Slumped low next to the right-side window, I could see over the front seats just enough to view the night sky through the windshield. What I saw was a dark orange moon that hung just above the horizon and looked as big as a wagon wheel. In the quiet of the car I leaned forward and spoke loudly enough for everyone to hear: "That is the most beautiful moon I've ever seen in my life!"
Mother, turned her head sharply toward Daddy and responded with a sneer in her voice: "Oh, Gawd!"
Daddy looked back at her, gave a little chuckle, and turned his eyes back to the road, the smile still on his face.
That was the entire conversation.
I leaned back in my corner and thought to myself, well, I guess I was being kind of overzealous and dramatic, but I didn't know I sounded that stupid. I made up my mind right then to curtail that kind of enthusiasm in the future. I was almost grown and certainly didn't want to be thought of as silly.
For more than thirty years--nearly forty, now that I'm doing the math--I thought of that incident every time I looked at a beautiful moon or, for that matter, at anything else that tempted me to speak effusively. I always tried to tone it down.
My stepdad died in 1996. One day a year or two after he passed, I sat on the sofa in my mother's East Texas home and listened while she talked about her two marriages. Paul, my biological father, had been a womanizer. She appreciated that Tommy, my stepfather, had not been one.
"Tommy never cheated on me," she said that day. "He came close to it once when I was pregnant with Joe. He'd gone to the boat club, and it was late, and he hadn't come home. I went down there and found him sitting in a car with some woman. He'd had way too much to drink, and all he kept saying to me was, 'That's the most beautiful moon I've ever seen in my life!'"
My stepsister and I talked on the phone yesterday about those days when we all lived together, and we talked for a while about our assortment of parents. It was the first time I'd ever remembered to tell her this moon story.
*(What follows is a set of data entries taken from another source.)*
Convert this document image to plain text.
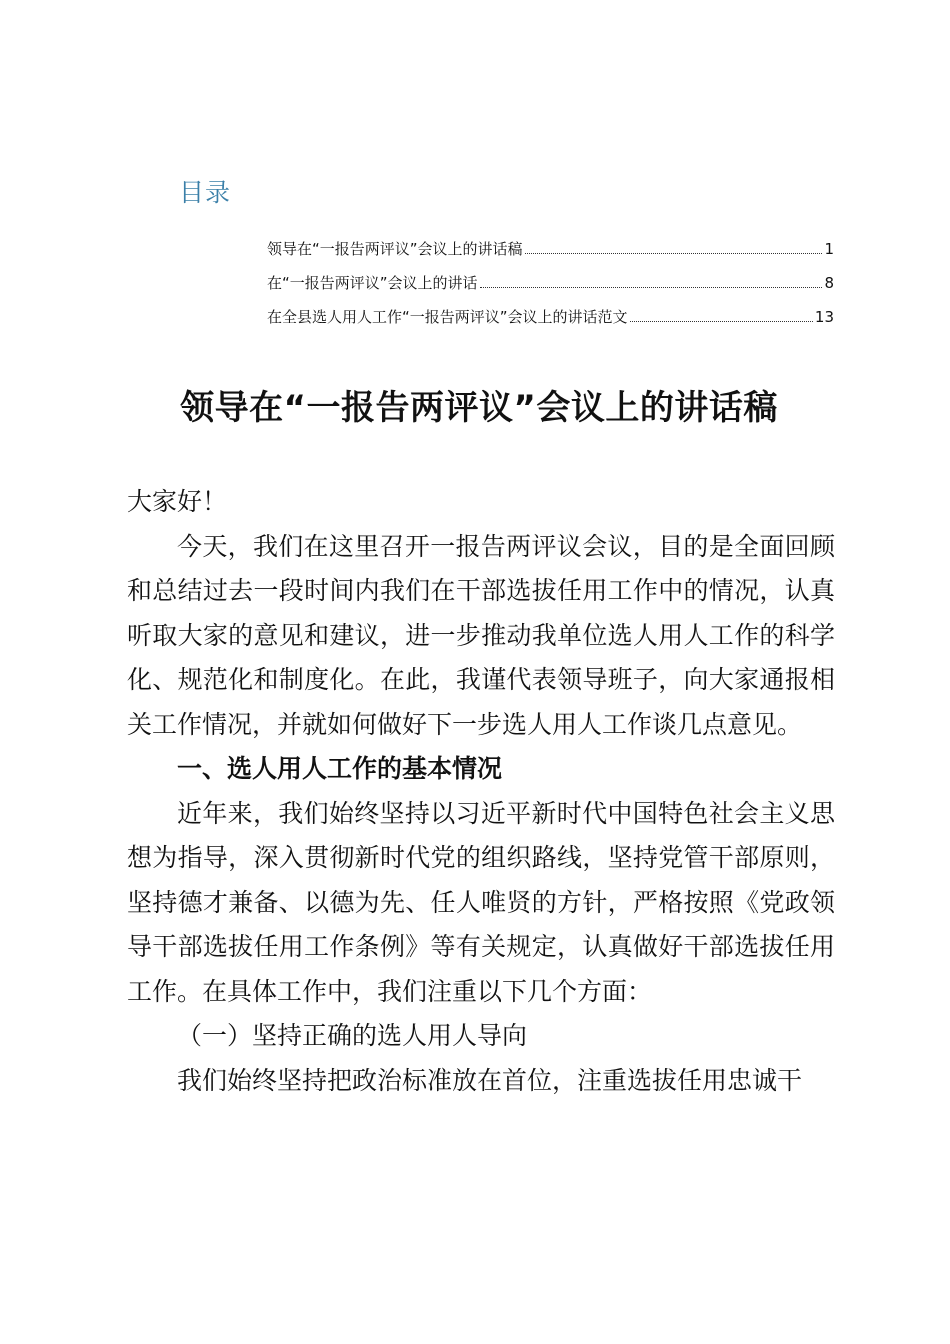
目录
领导在“一报告两评议”会议上的讲话稿	1
在“一报告两评议”会议上的讲话	8
在全县选人用人工作“一报告两评议”会议上的讲话范文	13
领导在“一报告两评议”会议上的讲话稿

大家好！

今天，我们在这里召开一报告两评议会议，目的是全面回顾和总结过去一段时间内我们在干部选拔任用工作中的情况，认真听取大家的意见和建议，进一步推动我单位选人用人工作的科学化、规范化和制度化。在此，我谨代表领导班子，向大家通报相关工作情况，并就如何做好下一步选人用人工作谈几点意见。

一、选人用人工作的基本情况

近年来，我们始终坚持以习近平新时代中国特色社会主义思想为指导，深入贯彻新时代党的组织路线，坚持党管干部原则，坚持德才兼备、以德为先、任人唯贤的方针，严格按照《党政领导干部选拔任用工作条例》等有关规定，认真做好干部选拔任用工作。在具体工作中，我们注重以下几个方面：

（一）坚持正确的选人用人导向

我们始终坚持把政治标准放在首位，注重选拔任用忠诚干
She laughed hard at the end of it. When I spoke of my astonishment upon realizing that the two words mother uttered that had impacted my life for decades had had absolutely nothing to do with me, she laughed again. "And now," she said, "do you know what I'll think of for the rest of my life when I see a beautiful moon?"
That's what we storytellers do. We break our lives into bite-sized pieces, then we feed them to others and let them chew on them awhile.